8 thoughts on “DIY Silicon dioxide DNA extraction matrix…from shoe desiccant?”

    1. If you have a coffee grinder you’re willing to sacrifice for the cause, I think it would work, go ham!

      Although getting your silicon dioxide from desiccant packets is probably best reserved for desperate moments, maybe in the event of a nuclear war and you still have to extract plasmid DNA.

      In basically every other scenario you’re better off getting a small bottle from Sigma 🙂

  1. Wanted to add the comment that Silica columns are also reusable (30+ times) by washing with ~0.1M HCl for 48 hours (or 1M HCl for 4 hours) & letting leftover plasmids from previous runs get hydrolyzed. This paper has all the details (Siddappa, N., Avinash, A., Venkatramanan, M., and Ranga, U. (2007). Regeneration of commercial nucleic acid extraction columns without the risk of carryover contamination. BioTechniques 42, 186–192.) That being said, I’ve found that guanidinium salts for recreating your standard “German” miniprep buffers (http://www.openwetware.org/wiki/Qiagen_Buffers) aren’t so cheap! This is a cheaper alternative (https://bostonbioproducts.com/products/plasmid-isolation-buffers), but still looking for the lowest possible 🙂 P.S. First time blog reader, love the content, keep up the good work!

    1. Haven’t tried regenerating the mini silica columns myself but I’ve had great success with regenerating Qaigen anion exchange columns with HCl.
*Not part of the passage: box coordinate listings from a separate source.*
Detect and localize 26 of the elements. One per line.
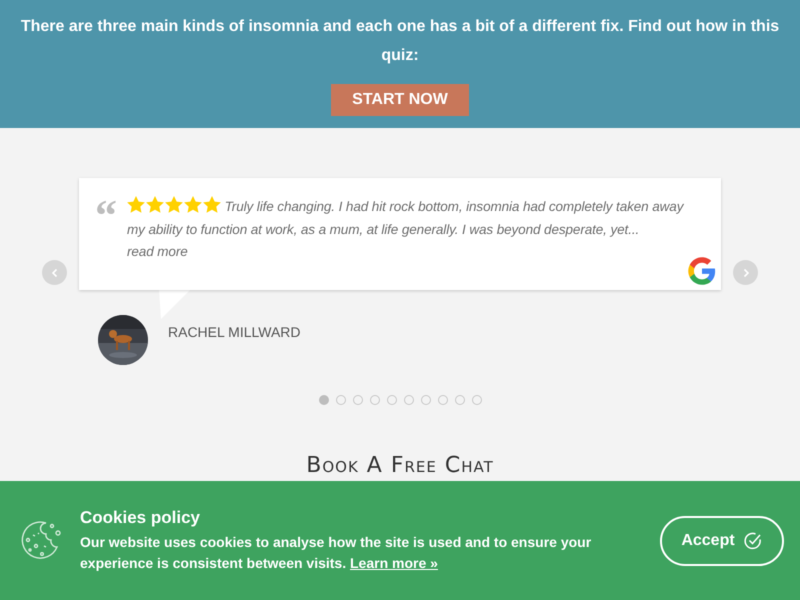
carousel-dot[interactable]: [454, 395, 464, 405]
carousel-dot[interactable]: [386, 395, 396, 405]
reviewer-name: RACHEL MILLWARD: [168, 324, 301, 340]
promo-text: There are three main kinds of insomnia and each one has a bit of a different fix. Find out how in this quiz:: [20, 17, 780, 66]
carousel-dot[interactable]: [352, 395, 362, 405]
learn-more-link[interactable]: Learn more »: [350, 554, 438, 570]
start-now-button[interactable]: START NOW: [331, 84, 469, 116]
carousel-dot[interactable]: [420, 395, 430, 405]
section-heading: Book A Free Chat: [306, 453, 494, 478]
carousel-dot[interactable]: [318, 395, 328, 405]
chevron-left-icon: [50, 268, 60, 278]
quote-mark: “: [95, 196, 118, 242]
carousel-dot[interactable]: [370, 395, 380, 405]
carousel-dot[interactable]: [404, 395, 414, 405]
check-circle-icon: [742, 530, 763, 550]
carousel-dot[interactable]: [336, 395, 346, 405]
cookie-title: Cookies policy: [80, 508, 201, 528]
accept-button[interactable]: Accept: [660, 516, 784, 566]
cookie-text: Our website uses cookies to analyse how the site is used and to ensure your experience is consistent between visits. Learn more »: [80, 532, 592, 573]
carousel-dot[interactable]: [472, 395, 482, 405]
google-logo-icon: [687, 256, 717, 286]
read-more-link[interactable]: read more: [127, 244, 188, 259]
next-arrow-button[interactable]: [733, 260, 758, 285]
previous-arrow-button[interactable]: [42, 260, 67, 285]
review-text: Truly life changing. I had hit rock bottom, insomnia had completely taken away my ability to function at work, as a mum, at life generally. I was beyond desperate, yet... read more: [127, 196, 695, 264]
carousel-dot[interactable]: [438, 395, 448, 405]
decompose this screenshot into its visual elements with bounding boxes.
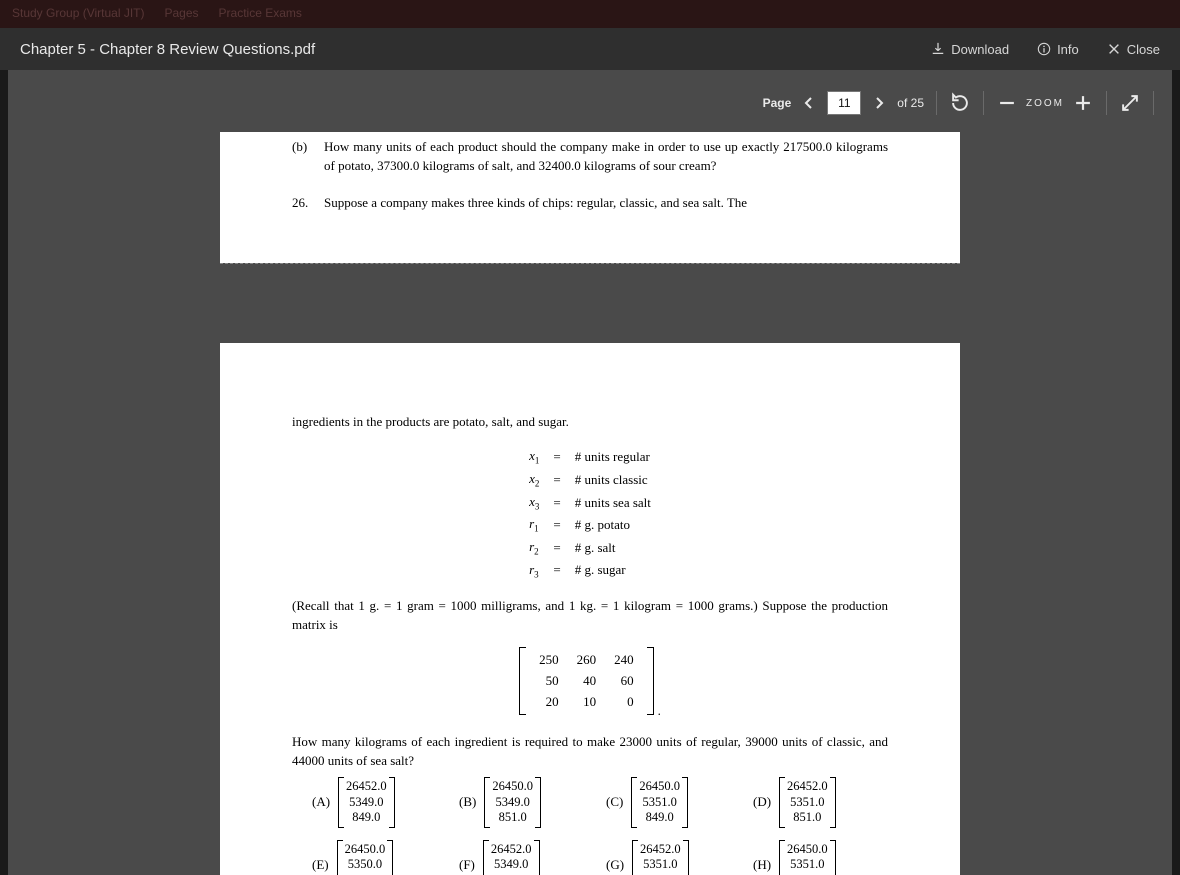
chevron-left-icon — [803, 97, 815, 109]
page-label: Page — [763, 96, 792, 110]
rotate-icon — [949, 92, 971, 114]
minus-icon — [996, 92, 1018, 114]
viewer-toolbar: Page of 25 ZOOM — [763, 84, 1158, 122]
document-scroll-area[interactable]: (b) How many units of each product shoul… — [8, 132, 1172, 875]
separator — [1106, 91, 1107, 115]
answer-choices: (A)26452.05349.0849.0(B)26450.05349.0851… — [292, 777, 888, 875]
answer-choice[interactable]: (H)26450.05351.0851.0 — [753, 840, 888, 875]
answer-choice[interactable]: (E)26450.05350.0850.0 — [312, 840, 447, 875]
chevron-right-icon — [873, 97, 885, 109]
info-button[interactable]: Info — [1037, 42, 1079, 57]
question-prompt: How many kilograms of each ingredient is… — [292, 733, 888, 771]
question-26-text: Suppose a company makes three kinds of c… — [324, 194, 747, 213]
answer-choice[interactable]: (C)26450.05351.0849.0 — [606, 777, 741, 828]
answer-choice[interactable]: (D)26452.05351.0851.0 — [753, 777, 888, 828]
question-number: 26. — [292, 194, 316, 213]
background-nav: Study Group (Virtual JIT) Pages Practice… — [0, 0, 1180, 28]
answer-choice[interactable]: (G)26452.05351.0849.0 — [606, 840, 741, 875]
answer-choice[interactable]: (B)26450.05349.0851.0 — [459, 777, 594, 828]
answer-choice[interactable]: (A)26452.05349.0849.0 — [312, 777, 447, 828]
question-part-label: (b) — [292, 138, 316, 176]
question-b-text: How many units of each product should th… — [324, 138, 888, 176]
variable-definitions: x1=# units regularx2=# units classicx3=#… — [521, 445, 659, 583]
zoom-out-button[interactable] — [996, 92, 1018, 114]
document-title: Chapter 5 - Chapter 8 Review Questions.p… — [20, 41, 931, 58]
zoom-label: ZOOM — [1026, 98, 1064, 109]
rotate-button[interactable] — [949, 92, 971, 114]
total-pages: of 25 — [897, 96, 924, 110]
pdf-page: (b) How many units of each product shoul… — [220, 132, 960, 263]
page-gap — [220, 263, 960, 343]
back-exams: Practice Exams — [219, 6, 302, 22]
separator — [983, 91, 984, 115]
info-icon — [1037, 42, 1051, 56]
prev-page-button[interactable] — [799, 93, 819, 113]
expand-icon — [1119, 92, 1141, 114]
viewer-header: Chapter 5 - Chapter 8 Review Questions.p… — [0, 28, 1180, 70]
download-button[interactable]: Download — [931, 42, 1009, 57]
separator — [1153, 91, 1154, 115]
close-button[interactable]: Close — [1107, 42, 1160, 57]
plus-icon — [1072, 92, 1094, 114]
close-icon — [1107, 42, 1121, 56]
back-pages: Pages — [165, 6, 199, 22]
next-page-button[interactable] — [869, 93, 889, 113]
separator — [936, 91, 937, 115]
zoom-in-button[interactable] — [1072, 92, 1094, 114]
production-matrix: 25026024050406020100. — [292, 647, 888, 721]
answer-choice[interactable]: (F)26452.05349.0851.0 — [459, 840, 594, 875]
download-icon — [931, 42, 945, 56]
pdf-page: ingredients in the products are potato, … — [220, 343, 960, 875]
fullscreen-button[interactable] — [1119, 92, 1141, 114]
page2-intro: ingredients in the products are potato, … — [292, 413, 888, 432]
recall-text: (Recall that 1 g. = 1 gram = 1000 millig… — [292, 597, 888, 635]
pdf-viewer: Page of 25 ZOOM (b) How many u — [8, 70, 1172, 875]
back-course: Study Group (Virtual JIT) — [12, 6, 145, 22]
page-number-input[interactable] — [827, 91, 861, 115]
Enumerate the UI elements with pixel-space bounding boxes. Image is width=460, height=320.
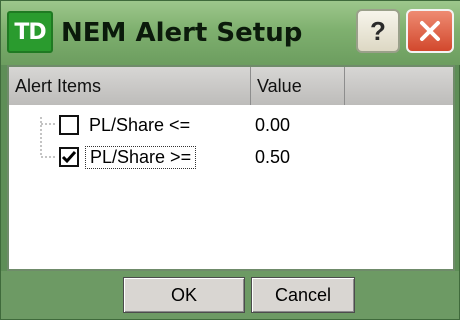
list-item[interactable]: PL/Share >= — [59, 145, 197, 169]
alert-value[interactable]: 0.50 — [255, 147, 290, 168]
window-title: NEM Alert Setup — [61, 18, 303, 48]
button-bar: OK Cancel — [1, 271, 459, 319]
td-logo-icon: TD — [7, 11, 53, 53]
help-icon: ? — [370, 15, 386, 46]
alert-value[interactable]: 0.00 — [255, 115, 290, 136]
title-bar[interactable]: TD NEM Alert Setup ? — [1, 1, 460, 65]
alert-setup-window: TD NEM Alert Setup ? Alert Items Value P… — [0, 0, 460, 320]
ok-button[interactable]: OK — [123, 277, 245, 313]
help-button[interactable]: ? — [356, 9, 400, 53]
close-icon — [420, 21, 440, 41]
alert-checkbox-unchecked[interactable] — [59, 115, 79, 135]
alert-items-panel: Alert Items Value PL/Share <= 0.00 PL/Sh… — [7, 65, 455, 271]
alert-checkbox-checked[interactable] — [59, 147, 79, 167]
close-button[interactable] — [406, 9, 454, 53]
column-header-empty — [345, 67, 453, 105]
alert-item-label: PL/Share <= — [89, 114, 191, 135]
list-item[interactable]: PL/Share <= — [59, 113, 190, 137]
checkmark-icon — [61, 151, 77, 164]
column-header-value[interactable]: Value — [251, 67, 345, 105]
alert-item-label: PL/Share >= — [85, 145, 197, 169]
cancel-button[interactable]: Cancel — [251, 277, 355, 313]
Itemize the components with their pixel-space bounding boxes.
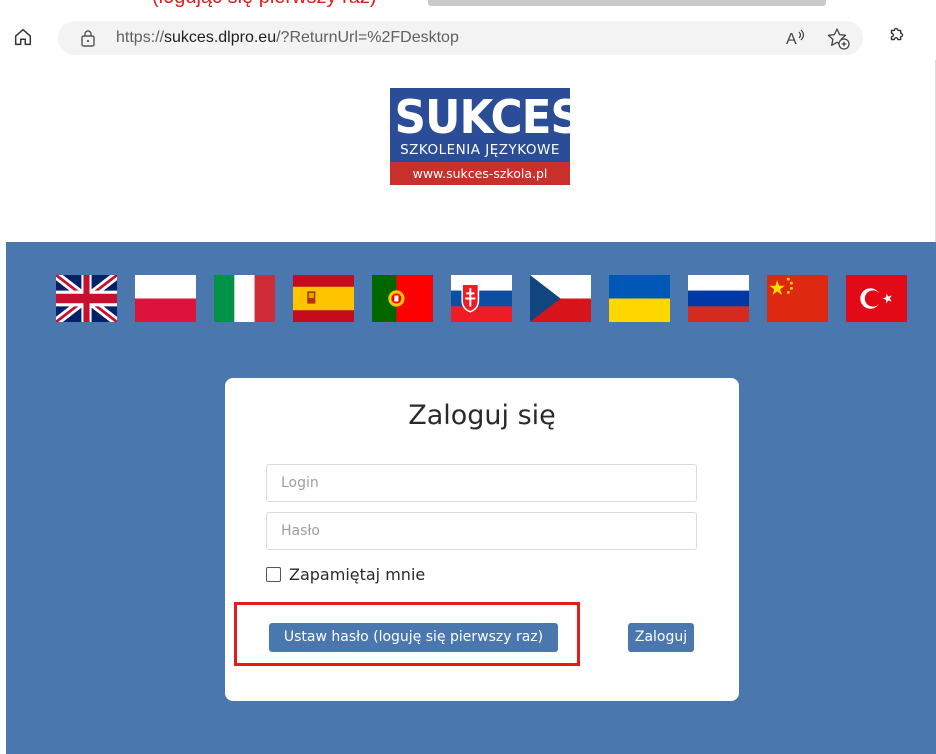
password-input[interactable] [266,512,697,550]
set-password-button[interactable]: Ustaw hasło (loguję się pierwszy raz) [269,623,558,652]
flag-chinese-icon[interactable] [767,275,828,322]
browser-toolbar: https://sukces.dlpro.eu/?ReturnUrl=%2FDe… [0,8,936,60]
read-aloud-icon[interactable]: A [784,27,808,49]
login-title: Zaloguj się [408,400,556,431]
lock-icon[interactable] [80,29,96,47]
url-text[interactable]: https://sukces.dlpro.eu/?ReturnUrl=%2FDe… [116,29,459,47]
home-icon[interactable] [12,26,38,52]
login-button[interactable]: Zaloguj [628,623,694,652]
url-prefix: https:// [116,29,165,46]
remember-me-checkbox[interactable] [266,566,281,582]
flag-czech-icon[interactable] [530,275,591,322]
flag-english-icon[interactable] [56,275,117,322]
flag-slovak-icon[interactable] [451,275,512,322]
flag-ukrainian-icon[interactable] [609,275,670,322]
svg-text:A: A [786,31,797,48]
flag-portuguese-icon[interactable] [372,275,433,322]
url-domain: sukces.dlpro.eu [164,29,277,46]
address-bar[interactable]: https://sukces.dlpro.eu/?ReturnUrl=%2FDe… [58,21,863,55]
logo-name: SUKCES [394,90,571,144]
logo[interactable]: SUKCES SZKOLENIA JĘZYKOWE www.sukces-szk… [390,88,570,185]
flag-spanish-icon[interactable] [293,275,354,322]
language-flags [56,275,916,323]
remember-me-label[interactable]: Zapamiętaj mnie [289,565,425,584]
login-card: Zaloguj się Zapamiętaj mnie Ustaw hasło … [225,378,739,701]
logo-website: www.sukces-szkola.pl [390,162,570,185]
remember-me[interactable]: Zapamiętaj mnie [266,563,425,585]
logo-tagline: SZKOLENIA JĘZYKOWE [400,142,560,158]
flag-turkish-icon[interactable] [846,275,907,322]
favorites-icon[interactable] [826,26,852,52]
page-header: SUKCES SZKOLENIA JĘZYKOWE www.sukces-szk… [0,60,936,242]
flag-russian-icon[interactable] [688,275,749,322]
top-scrollbar [428,0,826,6]
url-path: /?ReturnUrl=%2FDesktop [276,29,459,46]
flag-polish-icon[interactable] [135,275,196,322]
login-input[interactable] [266,464,697,502]
extensions-icon[interactable] [886,24,910,48]
flag-italian-icon[interactable] [214,275,275,322]
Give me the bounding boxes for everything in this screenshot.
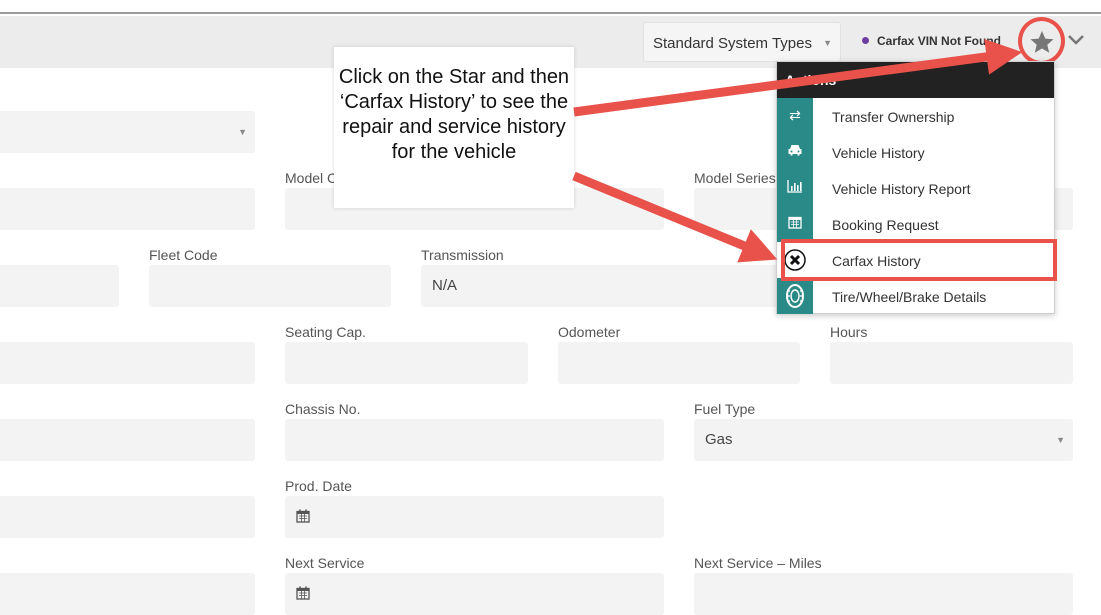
annotation-arrows (572, 39, 1023, 263)
arrow-to-star (573, 39, 1023, 117)
arrow-to-carfax-history (572, 171, 778, 263)
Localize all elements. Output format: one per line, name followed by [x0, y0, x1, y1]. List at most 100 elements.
      I took a look at the site you mentioned, it doesn’t look like they sell any guanidine based buffers for plasmid prep so I can’t really judge whether they are cheaper, although you are right in saying guanidine-HCl/thiocyanate are the most costly reagent for silica kits. The only plasmid isolation buffers I see on there are for the Qaigen anion columns, which use very cheap components like Tris, NaCl, isopropanol.

  2. I believe I once saw a Cat Litter Spin Column tutorial on your site. It used the P1, P2, N3, PE system with crushed cat litter, compared to crushed glass bottles and other things. I cannot seem to locate it now? Did you take it down?

    1. Hey! I didn’t write the article you mentioned. Kitty litter is mostly diatomaceous earth, so perhaps use that as the keyword for your search, good luck!

      With that said I’d recommend sticking with pure silica dilxide purchased from Sigma, it’s somewhere between 50-80$ for an enormous supply. You can theoretically make DNA purification media out of anything that contains silica, but you’re going to have variable results…not to mention that making the media will be messy, crushing glass in a mortar isn’t fun.